Power of Ten Update: Why Senator Flanagan is wrong when he says “We don’t need any new legislation” for East Ramapo

 

December 29, 2015 As Senate Majority leader, Flanagan is blocking legislation that passed the NY State Assembly, and that Governor Cuomo has said he would sign. This legislation is a compromise bill, which instead of removing the board and taking over the district would simply speed up the process of oversight by the State Education Department. Senator Flanagan thinks the history of failure to hold the East Ramapo school board accountable is proof that they don’t need more oversight. I think he is wrong, and I hope he will change his mind.
 


Here is a proof that more oversight is needed:

The East Ramapo school board tried to use the Individuals with Disabilities in Education Act (IDEA) as an excuse to use public funds to pay tuition in private religious schools. The NY State Dept. of Education (NYSED) found this was a violation of federal and New York state laws and regulations. The NYSED findings were upheld by the New York State Supreme Court and the NY Court of Appeals. Since the excuse of following the IDEA was invalid, transferring taxpayer funds to private religious schools was a violation of the fiduciary responsibility of the board.

 

It took NYSED five years and two lawsuits to stop the practice.

About the IDEA: Before the IDEA, too often children with special needs were segregated and warehoused. The IDEA says children with disabilities must have an opportunity to be educated along with the rest of the children, in the “least restrictive environment”. If a school district is unable to accommodate a disability in a public school, then they must pay for that student to receive an education in a facility that does.

 

The school board also established a segregated environment within the public schools themselves.

The district used “Yiddish language” as an excuse. Whole wings and floors of buildings were set aside and apart, with different teachers, different schedules, even a different janitor. The NAACP filed a complaint to the Federal Education Department’s Office of Civil Rights. Once again, years went by before the district’s practices were found to be outside of the law. The district has now agreed to a plan, but whether and to what extent they will comply has yet to be seen.

 

The veto is not an extra power of the state, just a way for it to exercise its power in real time, before damage is done.

Altogether, there have been almost 10 years of delays in correcting district actions. These actions have cost the district millions of dollars and have contributed to cuts in programs and a decline in the quality of education. Had there been a monitor with veto power, obviously illegal practices would never have happened.

 

The board has engaged in a practice of real estate decisions that have benefited private religious schools and harmed public education.

In 2008, a reorganization review process was flawed by incomplete collection of data on population and housing. The Mayor of the Village of Spring Valley appeared at hearings and testified that a $1 billion urban renewal project was currently underway, and that new housing starts would mean many more new enrollments in the district.

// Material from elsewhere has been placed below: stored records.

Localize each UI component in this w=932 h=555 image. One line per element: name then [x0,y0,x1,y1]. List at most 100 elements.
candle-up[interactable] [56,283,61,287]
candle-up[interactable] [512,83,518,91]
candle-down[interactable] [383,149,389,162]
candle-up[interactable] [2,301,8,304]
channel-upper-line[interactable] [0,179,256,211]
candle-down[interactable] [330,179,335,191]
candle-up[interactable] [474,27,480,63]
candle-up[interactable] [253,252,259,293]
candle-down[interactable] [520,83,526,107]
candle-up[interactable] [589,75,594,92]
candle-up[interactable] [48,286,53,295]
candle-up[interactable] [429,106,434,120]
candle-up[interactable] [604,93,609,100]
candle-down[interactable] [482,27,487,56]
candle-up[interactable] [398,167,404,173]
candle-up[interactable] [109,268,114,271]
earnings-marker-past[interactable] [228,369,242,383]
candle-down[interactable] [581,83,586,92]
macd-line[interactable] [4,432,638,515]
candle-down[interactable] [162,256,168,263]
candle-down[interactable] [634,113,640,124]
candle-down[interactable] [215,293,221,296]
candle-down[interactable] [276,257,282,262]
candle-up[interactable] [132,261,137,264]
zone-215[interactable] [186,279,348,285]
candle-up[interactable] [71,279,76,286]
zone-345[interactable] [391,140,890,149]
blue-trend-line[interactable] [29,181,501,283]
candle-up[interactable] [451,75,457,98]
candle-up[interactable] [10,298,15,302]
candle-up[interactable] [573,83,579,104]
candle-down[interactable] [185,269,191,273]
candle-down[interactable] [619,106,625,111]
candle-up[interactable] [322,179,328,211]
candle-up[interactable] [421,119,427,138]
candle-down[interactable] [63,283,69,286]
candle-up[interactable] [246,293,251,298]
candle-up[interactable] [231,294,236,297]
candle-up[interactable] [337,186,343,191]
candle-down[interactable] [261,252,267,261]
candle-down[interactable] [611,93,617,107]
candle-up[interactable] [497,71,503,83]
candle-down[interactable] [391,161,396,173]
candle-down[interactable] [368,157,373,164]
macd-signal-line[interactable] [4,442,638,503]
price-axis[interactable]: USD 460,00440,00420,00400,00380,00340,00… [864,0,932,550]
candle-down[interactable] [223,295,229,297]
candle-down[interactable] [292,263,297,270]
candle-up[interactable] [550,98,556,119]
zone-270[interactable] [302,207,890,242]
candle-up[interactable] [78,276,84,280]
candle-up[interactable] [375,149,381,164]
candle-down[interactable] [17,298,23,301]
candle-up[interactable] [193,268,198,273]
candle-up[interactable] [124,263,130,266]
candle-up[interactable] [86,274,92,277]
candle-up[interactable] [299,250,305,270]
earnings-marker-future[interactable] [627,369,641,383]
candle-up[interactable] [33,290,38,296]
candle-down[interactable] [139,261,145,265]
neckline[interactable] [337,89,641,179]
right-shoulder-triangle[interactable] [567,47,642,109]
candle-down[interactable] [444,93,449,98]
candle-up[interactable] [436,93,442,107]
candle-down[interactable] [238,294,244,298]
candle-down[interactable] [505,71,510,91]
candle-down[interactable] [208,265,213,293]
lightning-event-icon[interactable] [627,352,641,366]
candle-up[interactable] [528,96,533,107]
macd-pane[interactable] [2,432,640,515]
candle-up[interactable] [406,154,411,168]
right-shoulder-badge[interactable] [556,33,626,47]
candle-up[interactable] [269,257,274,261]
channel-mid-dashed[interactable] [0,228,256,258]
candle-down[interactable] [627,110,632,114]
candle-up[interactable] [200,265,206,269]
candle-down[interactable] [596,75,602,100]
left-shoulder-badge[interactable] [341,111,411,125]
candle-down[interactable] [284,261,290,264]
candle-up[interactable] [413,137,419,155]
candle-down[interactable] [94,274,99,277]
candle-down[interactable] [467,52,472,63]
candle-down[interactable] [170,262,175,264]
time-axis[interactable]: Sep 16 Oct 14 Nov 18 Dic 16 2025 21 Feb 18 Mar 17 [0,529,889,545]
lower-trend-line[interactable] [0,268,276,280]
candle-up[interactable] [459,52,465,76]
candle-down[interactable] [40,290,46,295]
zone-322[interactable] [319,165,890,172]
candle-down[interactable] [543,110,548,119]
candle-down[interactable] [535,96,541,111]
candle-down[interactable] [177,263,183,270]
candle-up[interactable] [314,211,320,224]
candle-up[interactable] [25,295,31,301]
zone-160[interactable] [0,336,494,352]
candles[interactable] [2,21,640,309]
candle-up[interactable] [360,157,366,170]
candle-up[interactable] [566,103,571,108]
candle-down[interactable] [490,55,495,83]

He was ignored, and the district’s projections were low by 14%. Instead of declining, enrollment increased by over 1,000 students.

The board used the flawed study as an excuse to close and then sell two school buildings. The sales of the buildings continued even after the enrollment increased.

In July 2010 Hillcrest school was sold for $3.1 million to Yeshiva Avir Yaakov (YAY). An appraisal of $5.9 million had been obtained before receiving bids. A second appraisal for $3.2 million, by Avi Vardi of Appraisal Group International, was done after the bids were opened.

 

Community activists discovered that the second appraisal was a fraud. It misrepresented a “comparable sale” of a school which, in fact, never occurred. That sale was listed as “Comparable Sale #2” of a school building sold for $1.9 million, however, records from the Town of Ramapo indicate “land only”. The property documents indicate that it is a parking lot.

An investigation by the NY State Atty. General revealed that someone associated with YAY arranged for Vardi’s services in preparing the appraisal. Then, on July 16, 2010, a member of the East Ramapo Board emailed Vardi’s private cell number and other contact information to the Board’s attorney. Later that afternoon, that attorney hired Vardi to furnish his appraisal of the Hillcrest School to the District in time for a July 28, 2010, Board meeting.

 

The appraiser was found guilty of felony filing a false instrument. The Atty. General was unable to pursue the investigation into the role of the school board in obtaining the fraudulent appraisal because the school board sued the AG to prevent release of 1,300 documents, claiming attorney-client confidentiality. The case is still open.

The Commissioner of Education annulled the sale. However, the board leased the building to YAY. Commissioner King then annulled the lease. The board then sued the Commissioner, but lost. YAY occupied the building the entire time. An independent valuation of the property concluded it was worth $11.32 million. Its final sale price was $4.85 million.

 

While the Atty. General was still conducting an investigation of the previous sale, and while the financial monitor, Hank Greenberg, was conducting his investigation, they sold the school again to YAY.

The school board continues to claim that because it has gotten away with all of the above, that is proof that a monitor with veto power is not warranted. Senator Flanagan (so far) agrees with them. I believe that any reasonable, unbiased individual with full access to the facts will come to the opposite conclusion. It is exactly because the school board has been so successful in gaming the system that the appointment of a monitor with veto power is necessary.